They had little food to eat. The man who housed them received donations based on the number of children, but the money did not go toward their care, according to the organization that provides care for them today.

"When we got them they were very sad, very sick, very hungry," said Andrea McGinniss, director of child care at Hands and Feet Project, The Franklin-based nonprofit that began working in orphan care in Haiti in 2005.

The same children now sleep in blanketed bunk beds, eat three meals a day and live under the care of four Haitian house mothers. Hands and Feet built a new site for the children in Grand Goave after local authorities stepped in eight years ago.

"I go to school," said Joseph, 13. "I make good grades. I eat well. I'm comfortable."

The Mission Guest Village project, which is expected to be fully built and operable in 2018, is Hands and Feet's latest effort to address the needs of Joseph and the nearly 110 children and teenagers living in their care. The children transitioning out of the homes will be able to earn incomes as guides for guests or fill other jobs created through the facility's operations. The vision is to help the children live independently as adults and to break the cycles of poverty their parents encountered.

Hands and Feet began with musicians of Christian group Audio Adrenaline in 2004, when they established their first children's home in Jacmel, south of Grand Goave.

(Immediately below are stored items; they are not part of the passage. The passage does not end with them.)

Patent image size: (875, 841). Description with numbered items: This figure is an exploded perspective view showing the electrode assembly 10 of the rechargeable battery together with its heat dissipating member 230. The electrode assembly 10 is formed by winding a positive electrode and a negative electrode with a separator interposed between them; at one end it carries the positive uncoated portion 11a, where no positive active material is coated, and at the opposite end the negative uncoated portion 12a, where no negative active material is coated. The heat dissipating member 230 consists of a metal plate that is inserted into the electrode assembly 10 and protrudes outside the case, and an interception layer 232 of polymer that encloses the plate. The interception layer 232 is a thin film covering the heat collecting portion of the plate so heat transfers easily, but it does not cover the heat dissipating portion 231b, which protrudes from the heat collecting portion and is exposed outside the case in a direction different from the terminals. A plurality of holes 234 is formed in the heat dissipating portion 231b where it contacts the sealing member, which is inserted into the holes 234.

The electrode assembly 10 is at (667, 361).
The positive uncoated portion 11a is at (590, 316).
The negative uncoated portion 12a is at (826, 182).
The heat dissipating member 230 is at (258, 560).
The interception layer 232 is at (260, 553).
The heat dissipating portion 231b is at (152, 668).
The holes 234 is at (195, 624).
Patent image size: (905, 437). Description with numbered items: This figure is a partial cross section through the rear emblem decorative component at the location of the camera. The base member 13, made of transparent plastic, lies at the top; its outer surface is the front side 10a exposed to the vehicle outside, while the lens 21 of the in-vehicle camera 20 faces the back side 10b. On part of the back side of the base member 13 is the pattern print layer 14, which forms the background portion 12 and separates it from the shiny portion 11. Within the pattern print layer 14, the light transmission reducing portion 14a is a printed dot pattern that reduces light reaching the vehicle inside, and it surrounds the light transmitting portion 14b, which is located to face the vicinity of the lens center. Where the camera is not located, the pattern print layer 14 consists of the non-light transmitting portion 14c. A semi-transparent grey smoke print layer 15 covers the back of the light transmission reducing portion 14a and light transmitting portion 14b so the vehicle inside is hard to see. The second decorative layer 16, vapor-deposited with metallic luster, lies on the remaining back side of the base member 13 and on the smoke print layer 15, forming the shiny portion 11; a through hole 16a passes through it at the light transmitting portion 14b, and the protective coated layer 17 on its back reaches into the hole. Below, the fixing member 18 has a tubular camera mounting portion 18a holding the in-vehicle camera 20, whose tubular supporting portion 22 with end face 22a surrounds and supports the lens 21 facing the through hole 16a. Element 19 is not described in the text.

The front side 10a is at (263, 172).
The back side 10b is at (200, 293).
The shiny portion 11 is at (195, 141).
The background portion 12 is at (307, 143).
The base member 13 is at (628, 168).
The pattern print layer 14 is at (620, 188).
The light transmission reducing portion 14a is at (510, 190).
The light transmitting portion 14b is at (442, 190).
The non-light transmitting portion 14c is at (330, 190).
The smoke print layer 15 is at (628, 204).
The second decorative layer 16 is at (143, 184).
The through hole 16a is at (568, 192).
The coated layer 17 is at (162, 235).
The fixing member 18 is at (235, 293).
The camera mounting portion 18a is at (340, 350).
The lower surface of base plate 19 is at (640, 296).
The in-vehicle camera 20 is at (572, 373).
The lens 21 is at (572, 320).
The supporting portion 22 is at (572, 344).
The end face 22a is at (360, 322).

More recently, they created a line of leather goods and woven hats, called Haiti Made, that employs about 35 individuals — both teenagers from their two homes and teens and adults from the local communities.

Of those children living at Hands and Feet Project's homes, about 85 percent have a living parent. The problem is rooted in poverty. Parents, unable to provide adequate food, see no other option but to find alternative caregivers. As often as once a week, a parent asks if a child can live there, according to Hands and Feet directors.

"They see, OK, my kid is going to eat," said McGinniss, who lives in Jacmel with her husband, Hands and Feet co-founder Will McGinniss, and three children. "My kid is going to have clothes. My kid's going to go to school."

Hands and Feet only accepts children after social services approves and connects families to resources that can help them get by.

"Every orphan care strategy has to start with a fight to keep families together," said Mark Stuart, Hands and Feet co-founder. "We are putting as much effort into family preservation as our child care."